Cientistas descobrem a proteína essencial para a sobrevivência do parasita da malária
Pesquisadores de diversas instituições internacionais revelaram novos detalhes sobre o crescimento e a disseminação do parasita da malária. Seu trabalho identificou uma proteína especializada que o parasita necessita para sobreviver e se mover entre os hospedeiros, tornando-se uma promessa para o desenvolvimento de futuros medicamentos antimaláricos.
A descoberta se concentra em uma molécula conhecida como quinase Aurora-relacionada 1 (ARK1). Em um estudo publicado na Nature Communications, cientistas da Universidade de Nottingham, do Instituto Nacional de Imunologia (NII) na Índia, da Universidade de Groningen nos Países Baixos, do Francis Crick Institute e de outros colaboradores descobriram que a ARK1 atua como um controlador de tráfego celular durante o processo peculiar de crescimento e divisão do parasita.

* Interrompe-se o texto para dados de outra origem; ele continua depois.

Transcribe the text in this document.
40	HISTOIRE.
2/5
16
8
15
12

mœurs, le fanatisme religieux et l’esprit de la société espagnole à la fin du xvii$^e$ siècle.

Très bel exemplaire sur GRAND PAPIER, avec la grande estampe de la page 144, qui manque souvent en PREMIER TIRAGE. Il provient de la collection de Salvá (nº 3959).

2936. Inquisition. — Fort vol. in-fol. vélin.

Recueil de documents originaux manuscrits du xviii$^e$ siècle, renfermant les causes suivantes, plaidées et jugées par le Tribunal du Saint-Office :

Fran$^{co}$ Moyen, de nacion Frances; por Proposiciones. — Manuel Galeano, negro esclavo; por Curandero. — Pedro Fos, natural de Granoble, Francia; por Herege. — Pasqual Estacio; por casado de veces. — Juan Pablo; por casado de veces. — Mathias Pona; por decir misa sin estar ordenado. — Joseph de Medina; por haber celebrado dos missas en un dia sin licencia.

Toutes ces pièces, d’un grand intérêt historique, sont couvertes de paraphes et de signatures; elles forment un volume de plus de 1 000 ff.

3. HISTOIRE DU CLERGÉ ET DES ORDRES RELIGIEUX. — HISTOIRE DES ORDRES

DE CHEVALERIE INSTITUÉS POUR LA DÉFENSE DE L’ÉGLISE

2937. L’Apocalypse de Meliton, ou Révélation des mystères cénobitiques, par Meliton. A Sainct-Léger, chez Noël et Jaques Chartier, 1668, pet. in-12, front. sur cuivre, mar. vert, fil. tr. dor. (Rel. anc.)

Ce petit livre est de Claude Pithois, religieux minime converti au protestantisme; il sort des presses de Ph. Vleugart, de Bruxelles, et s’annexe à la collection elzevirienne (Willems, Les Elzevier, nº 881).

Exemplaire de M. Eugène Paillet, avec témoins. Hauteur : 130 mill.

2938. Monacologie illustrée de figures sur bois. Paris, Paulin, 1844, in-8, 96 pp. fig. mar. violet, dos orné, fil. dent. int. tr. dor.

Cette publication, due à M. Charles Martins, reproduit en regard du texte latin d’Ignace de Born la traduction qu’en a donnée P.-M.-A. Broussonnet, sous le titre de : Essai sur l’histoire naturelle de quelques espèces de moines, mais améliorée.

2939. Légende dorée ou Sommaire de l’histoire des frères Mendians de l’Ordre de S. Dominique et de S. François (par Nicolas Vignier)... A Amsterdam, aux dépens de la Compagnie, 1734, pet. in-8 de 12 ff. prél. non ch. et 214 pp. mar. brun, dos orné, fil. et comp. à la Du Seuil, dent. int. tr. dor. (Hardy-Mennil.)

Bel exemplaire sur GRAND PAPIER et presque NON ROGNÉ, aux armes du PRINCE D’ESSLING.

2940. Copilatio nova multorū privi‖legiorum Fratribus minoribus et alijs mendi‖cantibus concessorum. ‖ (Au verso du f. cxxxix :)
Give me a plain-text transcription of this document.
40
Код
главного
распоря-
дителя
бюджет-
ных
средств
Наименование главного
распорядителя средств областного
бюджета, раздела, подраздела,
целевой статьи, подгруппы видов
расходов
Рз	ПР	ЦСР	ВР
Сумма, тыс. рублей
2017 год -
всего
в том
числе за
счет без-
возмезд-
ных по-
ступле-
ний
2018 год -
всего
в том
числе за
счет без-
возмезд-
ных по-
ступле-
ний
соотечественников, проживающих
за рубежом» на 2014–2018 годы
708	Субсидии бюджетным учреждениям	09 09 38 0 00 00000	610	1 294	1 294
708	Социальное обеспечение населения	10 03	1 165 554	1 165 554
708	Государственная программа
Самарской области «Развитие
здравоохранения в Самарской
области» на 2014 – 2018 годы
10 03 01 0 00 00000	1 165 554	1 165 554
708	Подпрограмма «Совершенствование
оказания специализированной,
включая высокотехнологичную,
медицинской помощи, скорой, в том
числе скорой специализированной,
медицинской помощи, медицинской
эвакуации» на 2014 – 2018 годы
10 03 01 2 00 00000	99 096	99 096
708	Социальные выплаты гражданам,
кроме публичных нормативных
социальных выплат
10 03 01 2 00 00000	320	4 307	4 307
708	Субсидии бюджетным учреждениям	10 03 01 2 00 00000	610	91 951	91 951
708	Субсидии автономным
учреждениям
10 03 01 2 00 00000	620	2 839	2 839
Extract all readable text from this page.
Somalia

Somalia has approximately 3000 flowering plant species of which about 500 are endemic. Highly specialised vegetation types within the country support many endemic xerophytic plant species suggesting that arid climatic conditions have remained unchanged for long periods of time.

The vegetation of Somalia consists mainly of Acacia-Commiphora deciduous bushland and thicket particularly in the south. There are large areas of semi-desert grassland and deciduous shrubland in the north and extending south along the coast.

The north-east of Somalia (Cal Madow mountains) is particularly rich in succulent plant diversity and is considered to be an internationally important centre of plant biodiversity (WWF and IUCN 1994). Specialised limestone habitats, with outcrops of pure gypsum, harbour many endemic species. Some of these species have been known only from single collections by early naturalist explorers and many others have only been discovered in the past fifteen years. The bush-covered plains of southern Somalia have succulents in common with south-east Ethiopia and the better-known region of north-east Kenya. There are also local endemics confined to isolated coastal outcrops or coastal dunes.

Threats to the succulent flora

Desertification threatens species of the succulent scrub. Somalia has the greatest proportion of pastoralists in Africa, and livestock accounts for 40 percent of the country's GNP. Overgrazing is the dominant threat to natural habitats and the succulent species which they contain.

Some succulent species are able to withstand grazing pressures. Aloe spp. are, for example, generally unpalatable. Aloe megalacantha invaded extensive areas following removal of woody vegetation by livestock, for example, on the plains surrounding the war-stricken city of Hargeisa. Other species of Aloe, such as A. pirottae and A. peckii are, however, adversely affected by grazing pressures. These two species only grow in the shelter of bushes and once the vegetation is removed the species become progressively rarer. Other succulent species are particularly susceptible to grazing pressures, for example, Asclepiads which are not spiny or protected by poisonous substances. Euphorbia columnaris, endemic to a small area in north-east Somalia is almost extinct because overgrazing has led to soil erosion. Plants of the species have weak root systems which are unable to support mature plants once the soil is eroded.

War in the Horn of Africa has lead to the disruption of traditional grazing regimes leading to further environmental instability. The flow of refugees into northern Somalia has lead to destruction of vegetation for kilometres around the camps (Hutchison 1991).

Compreendendo o Crescimento do Parasita da Malária
A malária continua a ser uma das doenças infecciosas mais letais em todo o mundo. Ela é causada pelos parasitas do gênero Plasmodium, que se multiplicam rapidamente em humanos e em mosquitos. Compreender como esses parasitas se dividem e se reproduzem é fundamental para encontrar formas de interromper a doença.
O parasita da malária se divide de maneira muito diferente das células humanas. Em vez de seguir o padrão típico observado na biologia humana, ele utiliza um método de crescimento mais incomum e complexo. Os pesquisadores descobriram que a ARK1 tem um papel central na organização do fuso, a estrutura celular que separa o material genético para formar novas células do parasita.
Desativar ARK1 Interrompe o Desenvolvimento do Parasita
Quando os cientistas desativaram a ARK1 em experimentos de laboratório, o desenvolvimento do parasita rapidamente se quebrou. Sem a proteína, os parasitas falharam em construir fusos adequados, o que os impediu de se dividir corretamente.
Como resultado, os parasitas não puderam continuar seu ciclo de vida. Eles foram incapazes de se desenvolver plenamente dentro do hospedeiro humano ou do mosquito, efetivamente bloqueando a cadeia de transmissão que permite a propagação da malária.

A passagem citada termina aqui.